After his triumphal entry into Jerusalem on Palm Sunday, Jesus returned to the temple on Monday and drove out the merchants who were selling their wares and obscuring people’s access to God. This enraged the religious rulers, who then engaged in several controversies with Jesus. Commentator Darrell Bock says, “Luke 20:1–44 contains five controversies between Jesus and the leadership: the source of Jesus’ authority (20:1–8), Jesus’ confrontational parable of the vineyard (20:9–19), the dispute over Caesar’s tax (20:20–26), the Sadducees’ trick question about resurrection (20:27–40), and Jesus’ question about the interpretation of Ps. 110:1 (20:41–44).”

Today, we are going to look at that fifth controversy between Jesus and the religious leadership (20:41-44). In this controversy it is Jesus who asks a question. It is a question about King David’s son.

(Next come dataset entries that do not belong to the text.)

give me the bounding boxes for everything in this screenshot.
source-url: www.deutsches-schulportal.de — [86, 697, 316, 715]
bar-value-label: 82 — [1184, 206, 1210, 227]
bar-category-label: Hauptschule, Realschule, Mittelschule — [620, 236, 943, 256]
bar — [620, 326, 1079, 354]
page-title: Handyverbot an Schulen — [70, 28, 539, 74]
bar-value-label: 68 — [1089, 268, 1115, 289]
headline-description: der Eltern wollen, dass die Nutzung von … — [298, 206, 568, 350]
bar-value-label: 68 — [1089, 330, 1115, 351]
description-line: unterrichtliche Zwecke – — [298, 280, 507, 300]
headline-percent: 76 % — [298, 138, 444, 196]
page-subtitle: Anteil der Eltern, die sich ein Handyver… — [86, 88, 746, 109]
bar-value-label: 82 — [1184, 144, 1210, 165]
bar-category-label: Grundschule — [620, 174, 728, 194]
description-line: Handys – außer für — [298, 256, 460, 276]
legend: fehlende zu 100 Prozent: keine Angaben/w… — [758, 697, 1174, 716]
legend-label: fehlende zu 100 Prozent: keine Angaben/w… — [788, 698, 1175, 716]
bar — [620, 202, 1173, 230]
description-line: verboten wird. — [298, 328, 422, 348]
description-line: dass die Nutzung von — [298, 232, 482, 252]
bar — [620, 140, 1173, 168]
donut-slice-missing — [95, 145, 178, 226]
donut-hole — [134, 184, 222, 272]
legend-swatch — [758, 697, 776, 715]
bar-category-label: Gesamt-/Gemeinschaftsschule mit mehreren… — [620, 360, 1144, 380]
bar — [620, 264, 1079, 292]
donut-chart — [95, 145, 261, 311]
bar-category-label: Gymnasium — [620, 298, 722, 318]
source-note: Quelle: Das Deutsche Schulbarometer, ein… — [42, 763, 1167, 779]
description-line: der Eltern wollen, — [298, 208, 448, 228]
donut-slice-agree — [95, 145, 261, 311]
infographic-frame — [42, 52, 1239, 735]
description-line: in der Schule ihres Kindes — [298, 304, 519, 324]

Let’s read about Jesus’ question in Luke 20:41-44:

41 But he said to them, “How can they say that the Christ is David’s son? 42 For David himself says in the Book of Psalms,

“ ‘The Lord said to my Lord,

“Sit at my right hand,

43 until I make your enemies your footstool.” ’

44 David thus calls him Lord, so how is he his son?” (Luke 20:41-44)

Introduction

Commentator Tom Wright tells a story of children trying to fit a balloon into a box:

“Can you get this balloon into that box?” I asked the little children at the party. The balloon was big, and the box was small. They tried squeezing it in but it wouldn’t fit. It kept oozing out through their fingers. One little boy suggested sticking a pin into it, but the others agreed that that was cheating.

Then a little girl, with small, nimble fingers, took the balloon, and undid the knot that was keeping the air inside it. Very carefully she let about half the air out, and quickly tied it up again. Then, with a smile of triumph, she placed the balloon in the box, where it fitted exactly.

That wasn’t quite what I’d had in mind, but I had to admit it was clever. Meanwhile, another child had seen the answer. The box was made of cardboard, folded double in places. She unglued two of its sides, and opened it up to its full dimensions. Now the full-size balloon went in perfectly.

Wright goes on to say that some people struggle with the nature of Jesus’ identity. They imagine that God, in order to take on human nature, either stopped being God altogether (which is the equivalent of a pin in the balloon), or at least severely shrank his divine nature (which is the equivalent of letting the air out of the balloon). But the entire New Testament, including Luke, would disagree. The first-century Christians believed that Jesus was fully man and fully God. That is, Jesus had a human nature and a divine nature; two natures in one person. Or, as Tom Wright put it, “For the early Christians, part of the point about Jesus was that the living God was fully and personally present in him, not half present or partly present. What happened in Jesus, and supremely in his death, was the personal action of God himself, not some deputy or demi-god.”